Tokyo Electric Power Co. said radioactive cesium levels in a well at the Fukushima No. 1 nuclear power plant on July 8 were 90 times higher than those measured at the same site just three days earlier.
TEPCO said July 9 that cesium levels of 27,000 becquerels per liter, the highest cesium levels found since the onset of the March 2011 nuclear disaster, were detected in water samples a day earlier from a well on the seaward side of the No. 2 reactor building.
“It is unclear whether the radioactive water is leaking into the sea,” a TEPCO official said. “After gathering needed data, we will conduct analyses.”
The unusually high cesium levels were found in a well near the water intake for the No. 2 reactor, from which highly radioactive water leaked into the sea in April 2011.
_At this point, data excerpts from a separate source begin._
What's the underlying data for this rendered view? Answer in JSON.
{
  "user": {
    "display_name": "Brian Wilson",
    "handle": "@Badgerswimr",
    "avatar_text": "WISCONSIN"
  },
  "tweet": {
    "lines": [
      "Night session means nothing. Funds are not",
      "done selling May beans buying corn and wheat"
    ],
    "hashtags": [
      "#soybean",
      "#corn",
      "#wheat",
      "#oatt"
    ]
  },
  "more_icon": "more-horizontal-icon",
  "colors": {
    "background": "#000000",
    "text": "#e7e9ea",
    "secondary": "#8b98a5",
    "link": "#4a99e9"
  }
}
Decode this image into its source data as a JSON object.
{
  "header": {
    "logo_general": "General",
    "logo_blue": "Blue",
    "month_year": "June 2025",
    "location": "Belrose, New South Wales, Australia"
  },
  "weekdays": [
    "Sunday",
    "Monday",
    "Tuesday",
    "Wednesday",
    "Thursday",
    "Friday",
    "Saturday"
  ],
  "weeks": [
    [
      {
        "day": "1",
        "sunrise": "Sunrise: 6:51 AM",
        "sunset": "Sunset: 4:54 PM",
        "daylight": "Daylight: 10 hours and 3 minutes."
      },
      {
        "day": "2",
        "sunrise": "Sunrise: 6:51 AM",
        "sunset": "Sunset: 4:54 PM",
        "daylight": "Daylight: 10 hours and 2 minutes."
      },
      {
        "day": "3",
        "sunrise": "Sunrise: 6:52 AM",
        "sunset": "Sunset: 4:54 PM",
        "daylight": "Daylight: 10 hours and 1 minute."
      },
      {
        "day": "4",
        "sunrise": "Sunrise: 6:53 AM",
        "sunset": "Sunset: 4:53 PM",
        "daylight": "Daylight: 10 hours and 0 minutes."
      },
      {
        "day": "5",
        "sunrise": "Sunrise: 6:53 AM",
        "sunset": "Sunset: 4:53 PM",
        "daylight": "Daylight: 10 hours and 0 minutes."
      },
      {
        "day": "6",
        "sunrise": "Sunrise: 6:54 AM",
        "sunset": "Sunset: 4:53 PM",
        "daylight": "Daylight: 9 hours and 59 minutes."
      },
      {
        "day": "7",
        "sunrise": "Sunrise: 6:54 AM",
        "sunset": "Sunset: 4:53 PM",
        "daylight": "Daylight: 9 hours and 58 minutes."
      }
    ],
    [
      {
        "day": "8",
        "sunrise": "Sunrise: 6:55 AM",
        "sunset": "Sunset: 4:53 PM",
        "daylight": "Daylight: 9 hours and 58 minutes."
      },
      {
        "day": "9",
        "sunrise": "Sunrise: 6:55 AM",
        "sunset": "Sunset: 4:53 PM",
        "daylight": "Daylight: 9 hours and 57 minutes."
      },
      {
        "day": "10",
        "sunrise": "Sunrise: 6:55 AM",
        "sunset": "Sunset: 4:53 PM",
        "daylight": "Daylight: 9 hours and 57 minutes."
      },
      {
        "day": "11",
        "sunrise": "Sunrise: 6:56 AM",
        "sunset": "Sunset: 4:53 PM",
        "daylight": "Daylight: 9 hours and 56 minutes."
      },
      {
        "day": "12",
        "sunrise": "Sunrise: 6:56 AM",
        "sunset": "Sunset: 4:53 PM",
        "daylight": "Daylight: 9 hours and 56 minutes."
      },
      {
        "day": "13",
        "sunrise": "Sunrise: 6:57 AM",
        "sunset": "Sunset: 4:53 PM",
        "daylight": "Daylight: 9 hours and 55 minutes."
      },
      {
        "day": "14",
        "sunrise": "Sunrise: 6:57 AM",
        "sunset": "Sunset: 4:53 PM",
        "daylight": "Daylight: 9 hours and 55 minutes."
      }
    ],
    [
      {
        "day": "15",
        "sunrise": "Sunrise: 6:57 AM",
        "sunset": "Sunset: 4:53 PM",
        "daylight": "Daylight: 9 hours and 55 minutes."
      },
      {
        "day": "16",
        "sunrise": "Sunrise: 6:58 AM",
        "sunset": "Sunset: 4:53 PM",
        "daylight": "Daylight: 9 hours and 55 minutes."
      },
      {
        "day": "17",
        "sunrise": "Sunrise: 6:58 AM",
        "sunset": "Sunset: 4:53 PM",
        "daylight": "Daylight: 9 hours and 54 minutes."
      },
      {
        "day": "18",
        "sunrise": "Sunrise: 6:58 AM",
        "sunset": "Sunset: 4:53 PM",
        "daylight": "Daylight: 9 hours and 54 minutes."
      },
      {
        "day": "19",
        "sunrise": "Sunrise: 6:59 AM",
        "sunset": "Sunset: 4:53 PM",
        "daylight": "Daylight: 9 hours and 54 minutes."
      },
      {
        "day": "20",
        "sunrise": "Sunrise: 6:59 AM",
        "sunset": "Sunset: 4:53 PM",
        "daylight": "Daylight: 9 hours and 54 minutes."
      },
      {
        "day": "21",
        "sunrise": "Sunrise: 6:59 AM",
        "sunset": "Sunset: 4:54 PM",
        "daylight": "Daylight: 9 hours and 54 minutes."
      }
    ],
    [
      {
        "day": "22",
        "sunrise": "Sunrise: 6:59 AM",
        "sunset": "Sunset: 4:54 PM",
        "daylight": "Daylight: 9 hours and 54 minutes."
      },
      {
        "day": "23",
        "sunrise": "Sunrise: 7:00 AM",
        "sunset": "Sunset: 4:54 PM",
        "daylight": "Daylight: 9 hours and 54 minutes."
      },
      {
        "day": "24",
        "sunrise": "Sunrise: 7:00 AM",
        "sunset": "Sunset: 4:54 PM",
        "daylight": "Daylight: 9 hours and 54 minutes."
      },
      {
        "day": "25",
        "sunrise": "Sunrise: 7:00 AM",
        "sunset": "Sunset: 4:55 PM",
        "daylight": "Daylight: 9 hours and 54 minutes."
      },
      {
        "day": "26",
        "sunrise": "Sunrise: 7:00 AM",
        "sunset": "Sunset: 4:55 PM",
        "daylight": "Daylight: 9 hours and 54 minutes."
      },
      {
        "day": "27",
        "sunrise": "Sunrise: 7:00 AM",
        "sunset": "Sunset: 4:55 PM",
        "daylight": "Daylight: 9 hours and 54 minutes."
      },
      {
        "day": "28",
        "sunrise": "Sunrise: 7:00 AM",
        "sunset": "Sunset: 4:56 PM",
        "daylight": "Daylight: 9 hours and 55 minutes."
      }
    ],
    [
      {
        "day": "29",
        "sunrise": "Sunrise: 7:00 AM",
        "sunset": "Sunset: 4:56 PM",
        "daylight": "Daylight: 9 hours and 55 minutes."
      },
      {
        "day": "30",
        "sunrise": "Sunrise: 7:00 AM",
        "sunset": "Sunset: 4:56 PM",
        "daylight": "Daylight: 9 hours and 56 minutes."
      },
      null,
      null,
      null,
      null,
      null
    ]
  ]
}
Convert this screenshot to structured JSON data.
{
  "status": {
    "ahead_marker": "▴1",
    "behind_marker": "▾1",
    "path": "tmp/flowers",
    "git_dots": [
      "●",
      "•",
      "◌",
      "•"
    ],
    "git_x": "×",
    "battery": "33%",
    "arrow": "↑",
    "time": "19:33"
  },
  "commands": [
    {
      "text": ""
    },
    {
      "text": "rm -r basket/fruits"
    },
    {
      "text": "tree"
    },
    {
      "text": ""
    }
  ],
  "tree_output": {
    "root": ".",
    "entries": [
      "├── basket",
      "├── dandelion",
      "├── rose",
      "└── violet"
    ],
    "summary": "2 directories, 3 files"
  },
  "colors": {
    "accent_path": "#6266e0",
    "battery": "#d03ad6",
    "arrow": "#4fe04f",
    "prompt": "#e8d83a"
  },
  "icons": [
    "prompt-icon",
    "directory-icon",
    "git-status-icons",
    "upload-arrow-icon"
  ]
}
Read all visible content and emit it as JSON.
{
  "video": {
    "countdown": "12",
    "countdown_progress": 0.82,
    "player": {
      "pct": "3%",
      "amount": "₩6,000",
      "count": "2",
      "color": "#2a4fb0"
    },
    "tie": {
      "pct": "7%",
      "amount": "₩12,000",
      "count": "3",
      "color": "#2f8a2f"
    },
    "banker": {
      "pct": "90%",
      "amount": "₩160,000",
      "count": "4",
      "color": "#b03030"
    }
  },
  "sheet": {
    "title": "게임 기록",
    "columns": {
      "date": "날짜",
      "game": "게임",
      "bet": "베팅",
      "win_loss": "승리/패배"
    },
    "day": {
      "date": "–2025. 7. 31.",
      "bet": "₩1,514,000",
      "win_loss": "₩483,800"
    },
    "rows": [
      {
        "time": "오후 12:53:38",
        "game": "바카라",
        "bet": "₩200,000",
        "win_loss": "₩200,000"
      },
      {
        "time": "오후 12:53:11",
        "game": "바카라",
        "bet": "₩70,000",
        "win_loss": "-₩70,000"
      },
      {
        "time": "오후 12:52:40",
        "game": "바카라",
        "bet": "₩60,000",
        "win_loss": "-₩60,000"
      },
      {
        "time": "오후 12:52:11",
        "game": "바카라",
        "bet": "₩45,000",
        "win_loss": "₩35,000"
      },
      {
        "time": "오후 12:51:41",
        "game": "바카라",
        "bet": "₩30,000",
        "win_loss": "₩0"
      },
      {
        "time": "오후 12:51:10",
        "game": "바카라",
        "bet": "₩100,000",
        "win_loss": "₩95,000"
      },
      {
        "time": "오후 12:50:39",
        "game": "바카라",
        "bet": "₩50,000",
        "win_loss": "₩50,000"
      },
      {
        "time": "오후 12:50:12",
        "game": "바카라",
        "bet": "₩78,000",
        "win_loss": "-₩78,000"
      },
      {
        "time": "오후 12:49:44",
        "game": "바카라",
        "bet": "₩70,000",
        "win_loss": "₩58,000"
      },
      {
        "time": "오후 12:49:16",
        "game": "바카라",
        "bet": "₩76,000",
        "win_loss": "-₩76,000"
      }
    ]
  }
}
TEPCO said cesium-134 levels in the well water were 9,000 becquerels, 150 times the legally permitted level, while 18,000 becquerels of cesium-137, 200 times the legally allowed level, were also detected in the water.
Although total cesium levels in the water collected on July 8 were 90 times the levels measured on July 5, levels of other radioactive substances, including strontium, were 890,000 becquerels, the same as three days ago.
“We do not know why only cesium levels have risen,” a TEPCO official said.
On May 24, TEPCO also detected strontium levels of 1,000 becquerels and 500,000 becquerels of tritium or tritiated hydrogen, in water from a well 25 meters west of the shore protection.
Since the May 24 discovery, TEPCO has dug four new wells, located north, south, east and west of the original well, to measure levels of underground radioactive substance levels. The highest cesium levels since the disaster were found at one of the four new wells.
Although hundreds of thousands of becquerels of tritium have been detected at some of the wells, tritium levels differ from day to day.